Печальный Леонид окутывает все окружающее пространство вуалью, целой упаковкой марли из близлежащей аптеки с антрацитовым крестом над входом, окутывает печалью, печаль окутывает Леонида, Леонид окутывает город. Весь двор с помойкой и новеньким кирпичным домом, возле которого новенький асфальт, уложенный настолько криво, что во время дождей тут образуется Мариинская впадина, и там тонут кошки, брезгливые мопсы и чуть было, говорят, врут, наверное, не ушла под воду с виду вполне приличная дама, такая толстая и неохватная, словно степь под Житомиром. Но, видимо, вовремя спохватились, вызывали МЧС, тем более он тут неподалеку, через два квартала, рядом с плакатом сурово хмурящего брови Шойгу. Вот Шойгу-то и не подвел. Молодец, Шойгу, не даром медалями награжден, учуял беду, свистнул своих молодцов, те быстро прикатили на пожарках, трубя на весь свет, словно конец света архангел вострубил. Примчались его соколики в касках и сапогах с отворотами, каски все аж так и светятся, шланги свои распустили, побежали в разные стороны, давай их разматывать, налево, направо, взад, вперед, потом куда-то с лестницами, чуть ли на небо побежали. Бегали, бегали, как угорелые...Так бы та тетка и пошла на дно, словно круизный пароход, да вовремя спохватились. Словом, вытащили. Впрочем, и черт с ней, с теткой-то.
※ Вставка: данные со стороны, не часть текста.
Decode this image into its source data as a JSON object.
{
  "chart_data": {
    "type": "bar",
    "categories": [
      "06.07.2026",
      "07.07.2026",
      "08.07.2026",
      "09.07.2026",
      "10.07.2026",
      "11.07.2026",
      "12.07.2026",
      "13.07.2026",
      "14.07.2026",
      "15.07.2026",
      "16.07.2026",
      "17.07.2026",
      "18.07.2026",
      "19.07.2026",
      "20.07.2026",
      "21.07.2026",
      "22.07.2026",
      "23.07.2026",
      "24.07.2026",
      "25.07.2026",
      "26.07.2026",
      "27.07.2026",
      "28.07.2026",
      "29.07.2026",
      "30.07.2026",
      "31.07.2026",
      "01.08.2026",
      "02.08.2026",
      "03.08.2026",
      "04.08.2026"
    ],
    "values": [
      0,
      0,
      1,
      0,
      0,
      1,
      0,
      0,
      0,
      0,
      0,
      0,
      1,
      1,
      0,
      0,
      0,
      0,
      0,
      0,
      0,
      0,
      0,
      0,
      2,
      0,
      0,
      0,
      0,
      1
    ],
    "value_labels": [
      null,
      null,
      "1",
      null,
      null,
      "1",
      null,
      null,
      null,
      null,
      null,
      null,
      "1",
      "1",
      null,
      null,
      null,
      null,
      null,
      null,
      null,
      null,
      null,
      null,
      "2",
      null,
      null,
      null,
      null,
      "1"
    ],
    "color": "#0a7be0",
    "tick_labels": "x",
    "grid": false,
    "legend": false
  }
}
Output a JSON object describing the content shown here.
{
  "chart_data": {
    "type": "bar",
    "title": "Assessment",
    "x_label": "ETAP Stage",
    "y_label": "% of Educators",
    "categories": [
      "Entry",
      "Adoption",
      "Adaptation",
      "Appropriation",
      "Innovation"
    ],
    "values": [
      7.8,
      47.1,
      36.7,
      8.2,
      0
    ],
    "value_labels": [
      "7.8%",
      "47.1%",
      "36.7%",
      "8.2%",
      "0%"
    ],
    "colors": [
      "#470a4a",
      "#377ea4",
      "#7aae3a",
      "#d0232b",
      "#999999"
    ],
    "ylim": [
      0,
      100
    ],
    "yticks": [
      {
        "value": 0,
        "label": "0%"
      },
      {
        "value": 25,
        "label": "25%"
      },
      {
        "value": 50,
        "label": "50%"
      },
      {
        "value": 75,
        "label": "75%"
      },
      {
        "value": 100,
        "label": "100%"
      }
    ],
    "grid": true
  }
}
Сквозь плотные слои леонидовой печали не пробивается даже солнце. То ли ему совсем не интересно смотреть, что тут Леонид расположил на своих мятых газетках, то ли оно уже все, видело, знает, что было и будет вчера, сегодня и завтра.

Поэтому в Александрии как бы всегда осень. Даже летом и весной. Все какое-то слегка печальное и туманное, как засиженное мухами стекло.

Осень в Александрии – настоящая осень, отечественная, а не китайское фуфло!